Academic excellence, integrity, a kind heart. Words just cannot say it all. A total commitment to her students. Sensible guidance in matters of the heart. A terrific photographer, good enough to exhibit. A way with words- she uses them with both precision and poetry, as required!
Her distinguished career continues years after her official retirement. She is still an intrepid traveller, with friends and students all over the globe. I cannot use the term 'former student', because I think we are all still learning from her.

She has been part of my family since its inception- approving of the SRE when he travelled in a truck to meet her, because of a public transport strike the day she was near his town.
She was the photographer at our wedding. She has been a most encouraging grandmother to all my children. It has been such a privilege and joy having her stay with us. Meeting her family has been wonderful, too. From Ma'am I have learned that age is just a state of mind.
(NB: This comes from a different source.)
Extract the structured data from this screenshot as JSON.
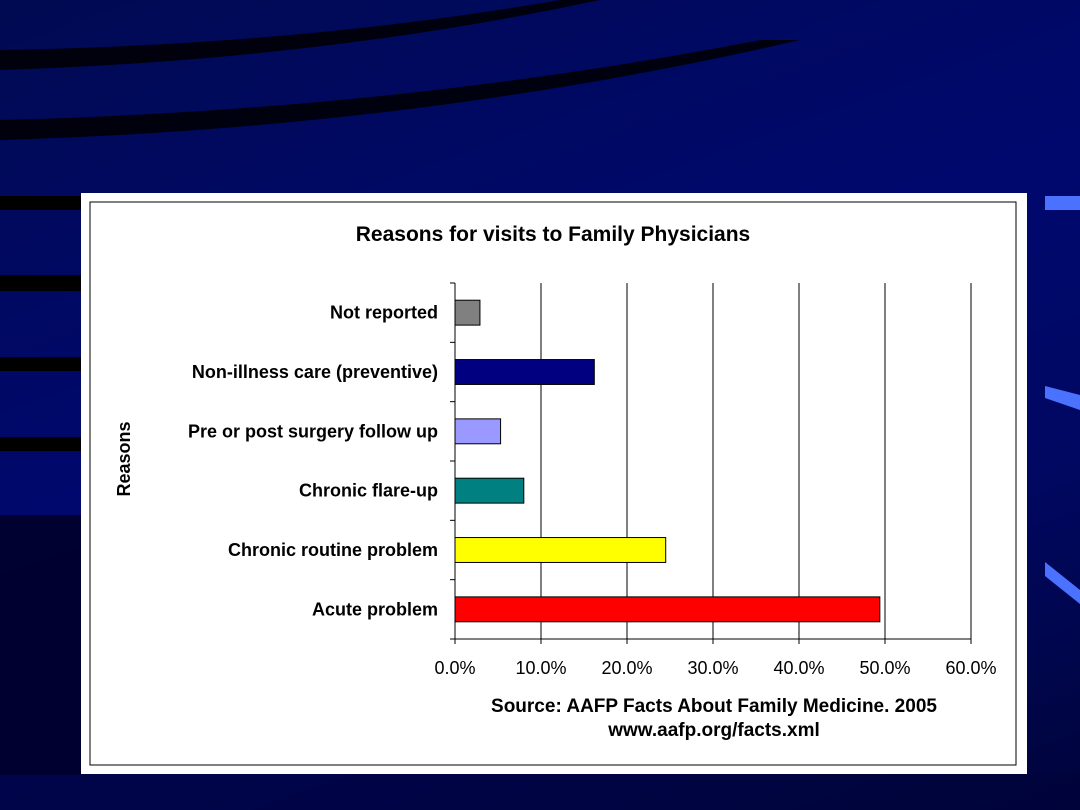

Her thinking is unhampered by chronology or any kind of negative mind set. Her clarity of thought has been a boon to many: she can cut through all the surrounding irrelevancies and get to the heart of the matter. This is one single quality which makes her advice and guidance invaluable. She has been a tower of strength in times of crisis.

Ma'am, these words are inadequate and cannot convey a fraction of what you mean to me.
There is still so much I need to learn from you.
This Teachers' Day, I want to thank you for being my teacher, for being part of my life.